Here's the no B.S. answer many of us have been looking to define:

Efficiency asks "how much output was produced by this amount or this specific type of input?"

Productivity just asks "how much and what kind of output was produced?"

This means:

You can be incredibly efficient and produce something of high (or low) quality.

You can be incredibly inefficient and still produce one thing at a similar level of quality.

What most of us want to know isn't actually either of these. We just want to know if our time and energy created something equal to or greater than our expectations.

Most software projects that use the Waterfall method of development fail. It's something like 80% of the projects come out over budget, past deadline, or with inadequate features.

If the outcome we want isn't what we produce, it doesn't matter how efficient we were.

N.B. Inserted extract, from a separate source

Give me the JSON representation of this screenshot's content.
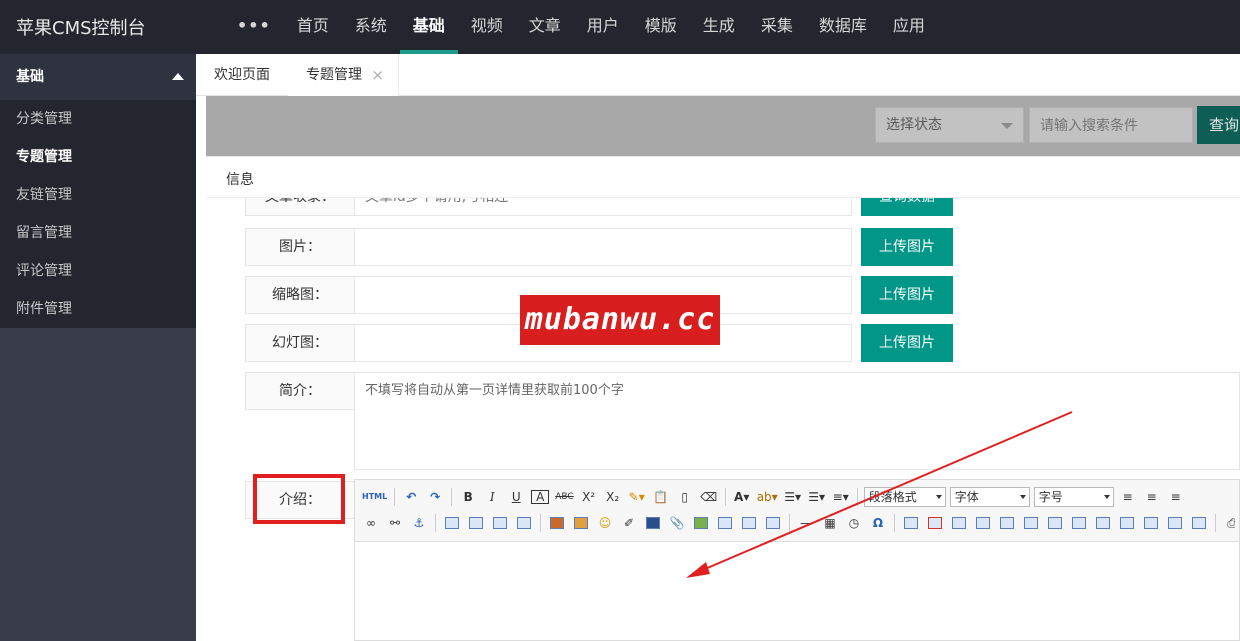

If we fail, we've got to re-make the product or deal with not having it at all. So either way, it's going to cost at least twice as much! Not exactly ideal outcomes.

Keep this in mind the next time you ask yourself about your productivity:

Efficiency is activity per unit time.

It's like the Gross Domestic Product (GDP). If there's an oil spill in Alaska, the America's GDP goes UP! This means we're measuring activity, not productivity!

Productivity is finished work at the level of expected quality or outcome.

Sometimes it might take an entire Sunday of camping with friends, adrenaline injected motorcycle racing or solitary painting in the room above the garage to allow your brain to produce the work that's required for high productivity.

It's easy to fall into the trap of being active and forget to be productive.

Some easy times to forget this:

  • Responding to emails.
  • Checking your phone for notifications.
  • Reading the comments in every Slack channel.

Remember that there are a lot of very smart people who are getting paid to make sure that you don't leave your phone whenever you unlock it.

If you're like me and have to use your brain for a living, this should be terrifying.

TAKE ACTION NOW!

Go to your phone's settings right now and turn off notifications for email, Facebook, and any other app that steals your attention. You can check these apps on your time.

Synchronous communication is so 2001.